The bottom line is that it gives your AI client a single, conversational point of entry to manage complex operational alerts across multiple systems.

1. Connect your Better Stack API token through Vinkius, granting your AI client the necessary permissions.
2. Tell your agent what you need: for instance, 'Show me all active incidents' or 'Who is on call today?'
3. The agent runs the appropriate tool and delivers the actionable data directly in conversation.

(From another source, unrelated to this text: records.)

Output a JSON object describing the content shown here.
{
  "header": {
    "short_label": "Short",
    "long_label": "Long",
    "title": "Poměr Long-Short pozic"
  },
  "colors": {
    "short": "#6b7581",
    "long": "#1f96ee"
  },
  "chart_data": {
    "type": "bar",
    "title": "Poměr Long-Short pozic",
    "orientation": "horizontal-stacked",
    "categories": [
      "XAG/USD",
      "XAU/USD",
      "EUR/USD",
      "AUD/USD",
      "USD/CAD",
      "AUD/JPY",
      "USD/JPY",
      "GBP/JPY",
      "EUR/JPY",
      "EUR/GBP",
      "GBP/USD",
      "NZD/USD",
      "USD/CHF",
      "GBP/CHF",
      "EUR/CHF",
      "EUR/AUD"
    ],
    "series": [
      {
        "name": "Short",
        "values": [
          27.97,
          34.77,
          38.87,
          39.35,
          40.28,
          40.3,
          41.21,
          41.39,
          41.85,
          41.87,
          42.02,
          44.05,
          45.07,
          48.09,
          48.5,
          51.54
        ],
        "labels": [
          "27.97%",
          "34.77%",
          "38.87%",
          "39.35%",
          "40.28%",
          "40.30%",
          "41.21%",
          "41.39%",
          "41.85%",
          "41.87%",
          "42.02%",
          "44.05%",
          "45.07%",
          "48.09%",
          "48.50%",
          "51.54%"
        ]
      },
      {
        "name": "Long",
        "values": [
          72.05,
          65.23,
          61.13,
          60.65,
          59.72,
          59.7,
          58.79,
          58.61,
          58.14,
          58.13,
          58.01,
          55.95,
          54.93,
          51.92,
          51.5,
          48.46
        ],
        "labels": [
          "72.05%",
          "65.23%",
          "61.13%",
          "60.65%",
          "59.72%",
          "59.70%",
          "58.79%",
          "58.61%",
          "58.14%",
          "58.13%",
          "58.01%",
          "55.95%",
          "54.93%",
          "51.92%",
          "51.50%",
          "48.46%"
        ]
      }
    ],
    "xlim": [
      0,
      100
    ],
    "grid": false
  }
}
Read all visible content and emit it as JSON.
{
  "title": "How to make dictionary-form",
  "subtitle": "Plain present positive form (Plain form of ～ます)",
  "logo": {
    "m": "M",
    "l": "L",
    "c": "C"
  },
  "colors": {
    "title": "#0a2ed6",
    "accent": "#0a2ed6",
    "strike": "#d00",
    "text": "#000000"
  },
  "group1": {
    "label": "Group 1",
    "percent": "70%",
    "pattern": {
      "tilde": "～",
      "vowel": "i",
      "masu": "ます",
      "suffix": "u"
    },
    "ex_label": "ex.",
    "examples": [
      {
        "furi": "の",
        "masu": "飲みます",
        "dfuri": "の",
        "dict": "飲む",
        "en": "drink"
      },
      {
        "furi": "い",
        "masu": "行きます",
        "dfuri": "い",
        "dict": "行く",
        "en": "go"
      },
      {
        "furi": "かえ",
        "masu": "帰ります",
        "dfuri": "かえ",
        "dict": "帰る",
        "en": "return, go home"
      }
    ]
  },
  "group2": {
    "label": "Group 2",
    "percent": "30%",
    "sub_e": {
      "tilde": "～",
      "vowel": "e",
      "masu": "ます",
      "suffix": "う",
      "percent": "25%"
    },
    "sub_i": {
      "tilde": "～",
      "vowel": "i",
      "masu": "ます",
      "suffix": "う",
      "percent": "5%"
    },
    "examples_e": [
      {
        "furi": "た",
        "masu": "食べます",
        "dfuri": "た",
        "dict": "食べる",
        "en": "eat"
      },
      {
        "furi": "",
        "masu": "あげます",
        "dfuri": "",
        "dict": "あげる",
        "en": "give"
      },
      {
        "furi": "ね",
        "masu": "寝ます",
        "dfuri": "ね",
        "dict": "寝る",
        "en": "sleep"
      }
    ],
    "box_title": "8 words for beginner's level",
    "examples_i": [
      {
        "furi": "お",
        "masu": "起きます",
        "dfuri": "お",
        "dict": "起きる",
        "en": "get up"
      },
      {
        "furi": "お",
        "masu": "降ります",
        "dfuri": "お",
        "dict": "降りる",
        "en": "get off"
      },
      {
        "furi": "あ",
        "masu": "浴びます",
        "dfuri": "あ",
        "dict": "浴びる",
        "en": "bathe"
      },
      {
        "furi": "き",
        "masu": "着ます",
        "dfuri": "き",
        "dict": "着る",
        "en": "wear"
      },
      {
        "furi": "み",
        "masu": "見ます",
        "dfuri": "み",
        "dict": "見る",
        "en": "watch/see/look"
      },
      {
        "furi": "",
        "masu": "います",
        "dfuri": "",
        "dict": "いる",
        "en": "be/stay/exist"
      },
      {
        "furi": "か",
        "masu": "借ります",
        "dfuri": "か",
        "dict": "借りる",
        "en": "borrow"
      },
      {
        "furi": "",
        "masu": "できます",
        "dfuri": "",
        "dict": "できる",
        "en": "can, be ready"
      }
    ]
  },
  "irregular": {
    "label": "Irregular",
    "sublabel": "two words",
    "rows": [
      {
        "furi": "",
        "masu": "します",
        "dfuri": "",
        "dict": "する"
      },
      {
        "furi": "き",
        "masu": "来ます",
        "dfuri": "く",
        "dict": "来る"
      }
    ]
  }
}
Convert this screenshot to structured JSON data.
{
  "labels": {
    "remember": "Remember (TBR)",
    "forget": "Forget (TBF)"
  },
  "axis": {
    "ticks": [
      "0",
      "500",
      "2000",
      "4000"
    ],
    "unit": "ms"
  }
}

## Frequently Asked Questions

**How can I use the Better Stack MCP for AI Agents to check if my service is down?**
You ask your agent to list all monitors. It will give you a clean breakdown of every single uptime check, showing which HTTP endpoints or DNS probes are currently failing so you know exactly where the problem lies.

**Can I use the Better Stack MCP for AI Agents to find out who is on call right now?**
Yes. Your agent uses the list_on_call tool to pull up the active rotation calendars. You'll get a clear name and role, so you don't waste time calling people outside their shift.

**What if I want to know why an old incident happened?**
You can ask your agent about specific incidents using the tool that retrieves the full timeline payload. It pulls all the historical data, including error codes and timestamps, so you have everything for a post-mortem report.

**Does the Better Stack MCP for AI Agents help me stop constant notifications?**
Absolutely. If an incident is confirmed or if it's already been addressed, your agent can acknowledge_incident or resolve_incident to manage the alert status and prevent unnecessary paging.

**Does this MCP work for multiple services? Like my front end AND back end?**
Yes. It manages all monitors across your entire fleet, whether they are tracking HTTP endpoints or background cron heartbeats. You get one view of everything connected to Better Stack.